[FRENCH] Terminons notre passage en revue des livres comics de ces derniers mois (après tout vous avez encore quelques heures pour glisser des choses au pied du sapin) avec un « posterbook » : L’héritage des 75 premières années de DC Comics se compose aussi bien de vénérables couvertures de Detective Comics (précédant même l’apparition de Batman) que de celles, plus modernes et parfois bien « provo » de Preacher. Le « DC Comics: Les Super-Héros S’Affichent » est donc le reflet de cette diversité…

Autre ouvrage rebondissant sur l’anniversaire du plus ancien éditeur de comics encore en activité, « DC Comics: Les Super-Héros S’Affichent » réunit 100 reproductions de couvertures détachables qui retracent l’histoire de la firme. On y trouve donc, par ordre chronologique, aussi bien des choses venant des années 30 que de la période où Neal Adams était à son zénith. Infantino, Kane et quelques autres sont de la partie, c’est donc un véritable « who’s who » des artistes qui ont construit le visage de DC. Sur le principe du « posterbook » j’ai mes réserves car l’idée de désosser un livre pour encadrer seulement quelques pages hérisse sans doute le poil du collectionneur. Mais il y a sans doute une clientèle pour le côté « poster » de la chose (un fan de comics me confiait récemment qu’il entendait bien exposer chez lui TOUTES ses couvertures et j’en suis encore à essayer d’imaginer la surface métrique de ses couloirs)…

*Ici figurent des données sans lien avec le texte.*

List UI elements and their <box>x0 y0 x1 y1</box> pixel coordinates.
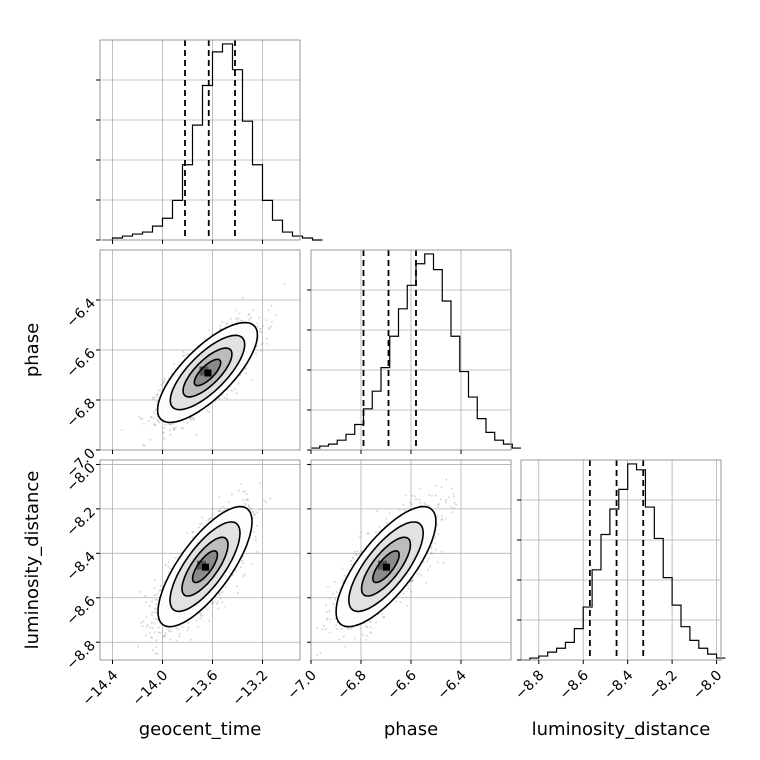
hist-panel-phase <box>307 249 521 451</box>
xtick-label-luminosity_distance-1: −8.6 <box>557 667 592 702</box>
ylabel-luminosity_distance: luminosity_distance <box>22 471 43 650</box>
contour-line-12-0 <box>335 505 437 628</box>
density-core-01-b <box>204 369 212 377</box>
ytick-label-luminosity_distance-3: −8.2 <box>63 504 98 539</box>
xtick-label-phase-3: −6.4 <box>434 667 469 702</box>
ytick-label-luminosity_distance-1: −8.6 <box>63 593 98 628</box>
hist-geocent_time-frame <box>99 39 301 241</box>
contour-line-12-2 <box>360 536 412 597</box>
xtick-label-geocent_time-0: −14.4 <box>80 667 122 709</box>
ytick-label-phase-1: −6.8 <box>63 396 98 431</box>
hist-step-luminosity_distance <box>521 463 726 661</box>
xtick-label-luminosity_distance-3: −8.2 <box>646 668 681 703</box>
contour-line-12-1 <box>347 521 425 613</box>
xtick-label-phase-0: −7.0 <box>284 668 319 703</box>
contour-line-01-0 <box>156 321 259 424</box>
density-core-02-b <box>202 563 209 571</box>
xtick-label-geocent_time-2: −13.6 <box>180 667 222 709</box>
pair-02-frame <box>99 459 301 661</box>
contour-line-12-3 <box>371 549 401 584</box>
axis-label-phase: phase <box>384 719 438 740</box>
ytick-label-luminosity_distance-2: −8.4 <box>63 549 98 584</box>
pair-panel-geocent_time-phase <box>99 249 301 451</box>
axis-label-luminosity_distance: luminosity_distance <box>532 719 711 740</box>
contour-line-01-2 <box>182 347 233 398</box>
ytick-label-phase-3: −6.4 <box>63 295 98 330</box>
contour-line-01-1 <box>169 334 246 411</box>
ytick-label-luminosity_distance-0: −8.8 <box>63 638 98 673</box>
xtick-label-phase-2: −6.6 <box>384 667 419 702</box>
hist-panel-geocent_time <box>96 39 323 241</box>
density-core-12-a <box>378 560 387 570</box>
density-core-12-b <box>383 563 390 571</box>
xtick-label-phase-1: −6.8 <box>334 668 369 703</box>
xtick-label-geocent_time-3: −13.2 <box>230 668 272 710</box>
ylabel-phase: phase <box>22 323 43 377</box>
ytick-label-phase-2: −6.6 <box>63 345 98 380</box>
xtick-label-luminosity_distance-2: −8.4 <box>601 667 636 702</box>
hist-panel-luminosity_distance <box>517 459 726 661</box>
xtick-label-luminosity_distance-0: −8.8 <box>512 668 547 703</box>
density-core-02-a <box>197 560 206 570</box>
axis-label-geocent_time: geocent_time <box>139 719 262 740</box>
contour-line-01-3 <box>193 358 222 387</box>
contour-line-02-2 <box>181 536 229 597</box>
hist-luminosity_distance-frame <box>520 459 722 661</box>
pair-panel-phase-luminosity_distance <box>310 459 512 661</box>
contour-line-02-3 <box>191 549 219 584</box>
contour-line-02-0 <box>157 505 253 628</box>
contour-line-02-1 <box>169 521 241 613</box>
hist-step-geocent_time <box>102 43 323 241</box>
density-core-01-a <box>199 366 209 376</box>
pair-panel-geocent_time-luminosity_distance <box>99 459 301 661</box>
xtick-label-geocent_time-1: −14.0 <box>130 668 172 710</box>
xtick-label-luminosity_distance-4: −8.0 <box>690 668 725 703</box>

Contrairement à ce que pourrait laisser croire la couverture ou même la seconde partie du titre la sélection ne se contente pas des seuls super-héros de la firme mais permet aussi de faire ressurgir des héros policiers d’antan ou des scènes baroques de science-fiction. Niveau qualité des reproductions, on ne regrettera guère qu’une chose au niveau des plus anciennes. Sans doute pour entretenir le côté « vintage » les zones noires ne sans doute pas aussi contrastées qu’elles auraient du l’être mais c’est un effet qui s’estompe au fur et à mesure qu’on avance dans l’ouvrage. En dehors des grandes couvertures, il convient de noter que la partie rédactionnelle (au dos de chaque poster) s’orne aussi de quelques autres illustrations. Le fait que Robert Schnakenberg soit « connu » pour avoir commis le comic-book « Michelle Obama : Year One » pourrait inquiéter les fans de DC mais le rédactionnel est sobre et didactique, donnant à l’ouvrage une bonne tenue. Bref, voici un livre que vous pourrez lire de façon traditionnelle ou mettre en morceaux pour décorer vos murs mais peu importe ce que vous en ferez puisque dans les deux cas l’ouvrage garde un excellent rapport qualité/prix.